Update: Satellites measuring Earth’s melting ice sheets go dark
27
October, 2017
Update,
27 October, 11:25 a.m.: NASA
announced today that it has ended GRACE's science
operations earlier
than expected, after determining that its remaining battery capacity
would not be sufficient for one last run that was previously planned
to last from October into early November. Its early demise leaves
what could be close to a half-year gap in its records before its
successor mission, GRACE Follow-On, launches early next year.
Here
is our earlier story from 15 September:
A
sentinel of Earth’s climate is going dark. After running for a
decade beyond its planned life, the Gravity Recovery and Climate
Experiment (GRACE) is nearly out of fuel and will soon make its
final science run, NASA announced late
yesterday. The tandem of satellites—called GRACE-1 and
GRACE-2—measure minute shifts in Earth’s gravity to chart flows
of mass across the planet, such as the unexpectedly rapid melt of
polar ice sheets and the drawdown of underground water reservoirs
called aquifers.
Scientists
had hoped GRACE would operate until its successor, the $550 million
GRACE Follow-on (GRACE-FO) mission, reached orbit. But troubles
securing a ride to space have delayed GRACE-FO’s launch until early
2018. Meanwhile, the battery in GRACE-2 used to store solar power has
been deteriorating rapidly, forcing the satellite to burn through
fuel. Engineers turned off an accelerometer last year to keep it
running, but the satellite’s data have continued to degrade.
On
4 September, scientists lost contact with GRACE-2 after another of
its battery cells stopped operating. Four days of feverish work
followed, with scientists steeling themselves for the mission’s
end. But finally, engineers bypassed the satellite’s flight
software, successfully rebooting it. NASA has now put GRACE-2 on
standby until mid-October, when it will run until early November in
full sun on its final planned science collection.
However
small, a gap between the missions will make it more challenging to
stitch their records together into a seamless whole, says Eric
Rignot, a glaciologist at NASA’s Jet Propulsion Lab in Pasadena,
California. There are alternative ways to calculate some of the
measures GRACE provides, so stopgaps are possible. For example,
changes in the mass of the ice sheets can be estimated by using other
satellite data to compare discharges of peripheral ice to snowfall
accumulations. But there is no comparable method to monitor changes
in the mass of glaciers or ice caps, let alone the measures of
Earth’s groundwater and soil moisture that hydrologists derive from
the satellites. “It would be an impossible task to fill the gap,”
Rignot says.
A dynamic duo
A
joint U.S.-German effort, GRACE has provided an unprecedented view of
the planet’s water and ice since its launch in 2002. The experiment
relies on measuring changes in the tug of gravity as the two
satellites orbit the Earth. Flying 220 kilometers apart, the GRACE
satellites constantly monitor their distance from each other with
microwave pulses, down to microns. When the satellites approach a
more massive feature, such as an ice sheet, the enhanced gravity of
that region tugs a little bit more on the first satellite—briefly
widening the distance between the pair—before the second satellite
catches up.
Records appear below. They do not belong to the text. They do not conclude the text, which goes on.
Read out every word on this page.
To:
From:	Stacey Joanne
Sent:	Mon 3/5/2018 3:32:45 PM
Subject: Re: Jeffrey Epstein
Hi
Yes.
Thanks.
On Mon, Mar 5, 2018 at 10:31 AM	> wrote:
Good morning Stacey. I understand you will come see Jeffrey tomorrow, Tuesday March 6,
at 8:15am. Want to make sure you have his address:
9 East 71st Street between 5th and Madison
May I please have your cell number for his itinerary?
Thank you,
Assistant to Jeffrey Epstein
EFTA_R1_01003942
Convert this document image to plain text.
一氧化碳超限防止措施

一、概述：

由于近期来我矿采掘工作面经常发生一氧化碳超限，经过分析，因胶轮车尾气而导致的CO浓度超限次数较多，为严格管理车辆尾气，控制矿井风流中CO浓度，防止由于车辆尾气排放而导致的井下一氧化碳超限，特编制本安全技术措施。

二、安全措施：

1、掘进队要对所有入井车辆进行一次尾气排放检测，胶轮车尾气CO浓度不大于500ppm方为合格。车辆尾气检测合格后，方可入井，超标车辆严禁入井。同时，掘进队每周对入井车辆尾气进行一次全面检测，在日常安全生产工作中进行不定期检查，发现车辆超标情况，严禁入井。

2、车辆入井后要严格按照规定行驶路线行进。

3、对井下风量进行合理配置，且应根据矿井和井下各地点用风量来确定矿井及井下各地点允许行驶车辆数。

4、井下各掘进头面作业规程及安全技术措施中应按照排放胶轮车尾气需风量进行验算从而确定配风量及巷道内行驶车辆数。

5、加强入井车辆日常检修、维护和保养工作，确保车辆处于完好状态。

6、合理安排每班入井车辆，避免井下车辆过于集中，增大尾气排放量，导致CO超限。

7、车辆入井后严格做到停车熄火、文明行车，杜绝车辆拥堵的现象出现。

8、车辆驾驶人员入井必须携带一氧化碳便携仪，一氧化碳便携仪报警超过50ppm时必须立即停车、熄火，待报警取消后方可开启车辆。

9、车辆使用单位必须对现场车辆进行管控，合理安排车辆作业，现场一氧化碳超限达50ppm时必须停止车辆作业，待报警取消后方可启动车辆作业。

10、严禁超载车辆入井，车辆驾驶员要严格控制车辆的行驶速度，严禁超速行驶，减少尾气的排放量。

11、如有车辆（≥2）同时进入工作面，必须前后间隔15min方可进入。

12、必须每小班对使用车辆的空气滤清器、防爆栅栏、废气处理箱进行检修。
The changes in distance can be translated into mass.
This
data revolutionized entire disciplines, such as hydrology, allowing
scientists to document the loss of groundwater due to human
exploitation. GRACE showed that the melting polar ice sheets are
contributing more to sea level rise than the demise of mountain
glaciers. Greenland, it found, is losing 280 gigatons of ice a year
on average, while Antarctica is shedding 120 gigatons—rates that
both seem to be accelerating. GRACE also inspired a similar mission,
NASA’s Gravity Recovery and Interior Laboratory, which probed the
moon’s interior.
There’s
much that can still be done with GRACE’s archival data, says
Isabella Velicogna, a geophysicist at the University of California,
Irvine. For example, Velicogna and her colleagues recently
used GRACE data to observe for the first time a strange,
counterintuitive effect:
Melting ice sheets in Greenland and Antarctica are pouring water into
the oceans and adding to sea level rise. But the lost ice also means
lost gravity—and so sea levels in the immediate vicinity of the ice
sheets actually drop, while ocean levels half a world away are
goosed. The dynamic, called sea level fingerprints, had wide
acceptance in the field, but GRACE provided the first direct
confirmation that it was happening.
Although
the data gap is unfortunate, it was never a sure bet that GRACE would
hold out, Velicogna says. And GRACE-FO, essentially a replication of
the first mission, will provide finer mass resolutions by measuring
the distance between the two satellites not
just with microwaves, but with an experimental laser ranging
interferometer.
It’s the same technology that could one day help a planned
satellite constellation capture gravitational waves.